Thousands of lamb-meat lovers may have eaten mutton instead after a mid-North Coast abattoir was caught misbranding sheep carcasses.

Tolsat, based in Frederickton, was fined $66,000 for mislabelling older sheep meat as lamb, a more expensive, "premium" product. This week, they were listed on the NSW Food Authority's "name and shame" register.

"Tolsat was prosecuted for lamb substitution offences and non-compliance with the law over a period between early October 2007 and mid-January 2008," said NSW Food Authority chief executive Polly Bennett.

"Meat substitution laws are in place in NSW for a reason. Flouting them also puts other businesses at a disadvantage for doing the right thing."

More than 3000 sheep, also known as hogget, were purchased in different batches. The abattoir had been servicing shops and wholesalers throughout NSW.

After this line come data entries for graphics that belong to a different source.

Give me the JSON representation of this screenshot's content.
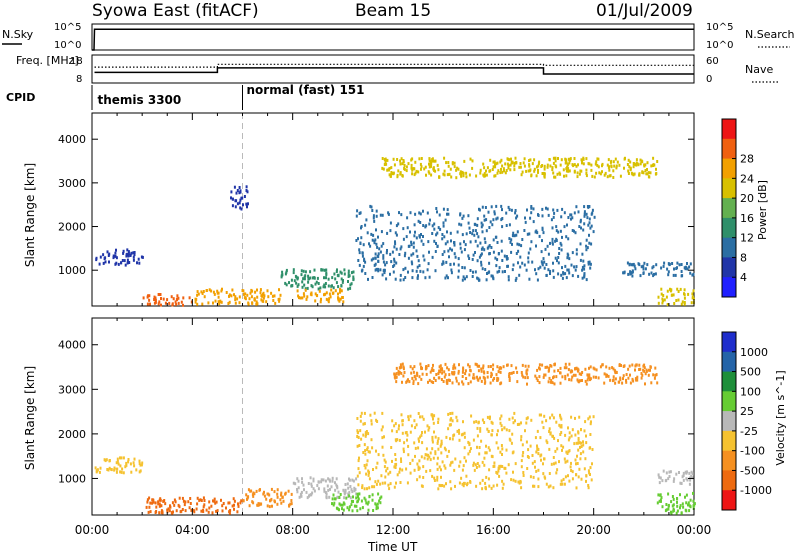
{
  "header": {
    "title": "Syowa East (fitACF)",
    "beam": "Beam 15",
    "date": "01/Jul/2009"
  },
  "colors": {
    "axis": "#000000",
    "cpid_divider": "#aaaaaa",
    "power_scale": [
      "#2020ff",
      "#2035a8",
      "#2b6ea3",
      "#2f8f6a",
      "#63b050",
      "#d8c000",
      "#f2a000",
      "#f06010",
      "#ee1515"
    ],
    "velocity_scale": [
      "#1f2ecc",
      "#2464a8",
      "#1e8f3a",
      "#66cc33",
      "#b8b8b8",
      "#f5c230",
      "#f59020",
      "#ee6a10",
      "#ee1515"
    ]
  },
  "chart_data": [
    {
      "type": "line",
      "panel": "nsky-nsearch",
      "left_label": "N.Sky",
      "right_label": "N.Search",
      "left_ticks": [
        "10^5",
        "10^0"
      ],
      "right_ticks": [
        "10^5",
        "10^0"
      ],
      "series": [
        {
          "name": "N.Sky",
          "style": "solid",
          "x_hours": [
            0,
            0.08,
            0.1,
            24
          ],
          "values": [
            1,
            1,
            10000,
            10000
          ]
        }
      ]
    },
    {
      "type": "line",
      "panel": "freq-nave",
      "left_label": "Freq. [MHz]",
      "right_label": "Nave",
      "left_ticks": [
        "18",
        "8"
      ],
      "right_ticks": [
        "60",
        "0"
      ],
      "left_ylim": [
        8,
        18
      ],
      "right_ylim": [
        0,
        60
      ],
      "series": [
        {
          "name": "Freq.",
          "axis": "left",
          "style": "solid",
          "x_hours": [
            0.1,
            5.0,
            5.0,
            18.0,
            18.0,
            24.0
          ],
          "values": [
            11.8,
            11.8,
            13.4,
            13.4,
            11.2,
            11.2
          ]
        },
        {
          "name": "Nave",
          "axis": "right",
          "style": "dotted",
          "x_hours": [
            0.1,
            5.0,
            5.0,
            18.0,
            18.0,
            24.0
          ],
          "values": [
            34,
            34,
            40,
            40,
            38,
            38
          ]
        }
      ]
    },
    {
      "type": "table",
      "panel": "cpid",
      "label": "CPID",
      "entries": [
        {
          "text": "themis 3300",
          "start_hour": 0.1
        },
        {
          "text": "normal (fast) 151",
          "start_hour": 6.0
        }
      ]
    },
    {
      "type": "heatmap",
      "panel": "power",
      "ylabel": "Slant Range [km]",
      "y_ticks": [
        1000,
        2000,
        3000,
        4000
      ],
      "ylim": [
        180,
        4600
      ],
      "xlim": [
        0,
        24
      ],
      "colorbar_label": "Power [dB]",
      "colorbar_ticks": [
        "4",
        "8",
        "12",
        "16",
        "20",
        "24",
        "28"
      ],
      "colorbar_range": [
        0,
        30
      ],
      "regions": [
        {
          "t0": 0.1,
          "t1": 2.0,
          "r0": 1150,
          "r1": 1500,
          "value": 6
        },
        {
          "t0": 2.0,
          "t1": 4.0,
          "r0": 230,
          "r1": 480,
          "value": 26
        },
        {
          "t0": 4.0,
          "t1": 7.5,
          "r0": 250,
          "r1": 600,
          "value": 22
        },
        {
          "t0": 7.5,
          "t1": 10.5,
          "r0": 600,
          "r1": 1050,
          "value": 12
        },
        {
          "t0": 8.0,
          "t1": 10.0,
          "r0": 300,
          "r1": 600,
          "value": 20
        },
        {
          "t0": 5.5,
          "t1": 6.2,
          "r0": 2400,
          "r1": 2950,
          "value": 5
        },
        {
          "t0": 11.5,
          "t1": 22.5,
          "r0": 3150,
          "r1": 3600,
          "value": 18
        },
        {
          "t0": 21.0,
          "t1": 24.0,
          "r0": 900,
          "r1": 1200,
          "value": 7
        },
        {
          "t0": 22.5,
          "t1": 24.0,
          "r0": 230,
          "r1": 600,
          "value": 17
        },
        {
          "t0": 10.5,
          "t1": 20.0,
          "r0": 800,
          "r1": 2500,
          "value": 9
        }
      ]
    },
    {
      "type": "heatmap",
      "panel": "velocity",
      "ylabel": "Slant Range [km]",
      "y_ticks": [
        1000,
        2000,
        3000,
        4000
      ],
      "ylim": [
        180,
        4600
      ],
      "xlim": [
        0,
        24
      ],
      "colorbar_label": "Velocity [m s^-1]",
      "colorbar_ticks": [
        "1000",
        "500",
        "100",
        "25",
        "-25",
        "-100",
        "-500",
        "-1000"
      ],
      "regions": [
        {
          "t0": 0.1,
          "t1": 2.0,
          "r0": 1150,
          "r1": 1500,
          "value": "-25"
        },
        {
          "t0": 2.0,
          "t1": 6.0,
          "r0": 250,
          "r1": 600,
          "value": "-500"
        },
        {
          "t0": 6.0,
          "t1": 8.0,
          "r0": 400,
          "r1": 800,
          "value": "-100"
        },
        {
          "t0": 8.0,
          "t1": 10.5,
          "r0": 600,
          "r1": 1050,
          "value": "25"
        },
        {
          "t0": 9.5,
          "t1": 11.5,
          "r0": 300,
          "r1": 700,
          "value": "100"
        },
        {
          "t0": 12.0,
          "t1": 22.5,
          "r0": 3150,
          "r1": 3600,
          "value": "-100"
        },
        {
          "t0": 22.5,
          "t1": 24.0,
          "r0": 230,
          "r1": 700,
          "value": "100"
        },
        {
          "t0": 22.5,
          "t1": 24.0,
          "r0": 900,
          "r1": 1200,
          "value": "25"
        },
        {
          "t0": 10.5,
          "t1": 20.0,
          "r0": 800,
          "r1": 2500,
          "value": "-25"
        }
      ]
    }
  ],
  "x_axis": {
    "label": "Time UT",
    "ticks": [
      "00:00",
      "04:00",
      "08:00",
      "12:00",
      "16:00",
      "20:00",
      "00:00"
    ],
    "tick_hours": [
      0,
      4,
      8,
      12,
      16,
      20,
      24
    ]
  }
}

The investigation was part of a statewide audit of lamb identification procedures in 2008 by the Food Authority.

At the abattoir, an inspector noticed problems with how staff were conducting dentition checks – a crucial process to determine the age of an animal by examining its teeth.

In a follow-up investigation, officers found discrepancies in the abattoir livestock and slaughter records.

In December, the NSW Chief Industrial Magistrates Court found Tolsat guilty of 66 charges, including false description and failure to comply with the Meat Food Safety Scheme. The charges had been vigorously defended by the company.

Ron Cullen, chief executive of the Sheepmeat Council of Australia said that in 2011, about 90 per cent of the 115,000 tonnes of mutton produced was exported overseas. In the same year, 400,000 tonnes of lamb was produced, half of which was exported.

"Lamb substitution is therefore a rare phenomenon because we export so much mutton," he said. "Australian consumers can be reasonably confident that if a quality butcher or supermarket say it's lamb, it's lamb."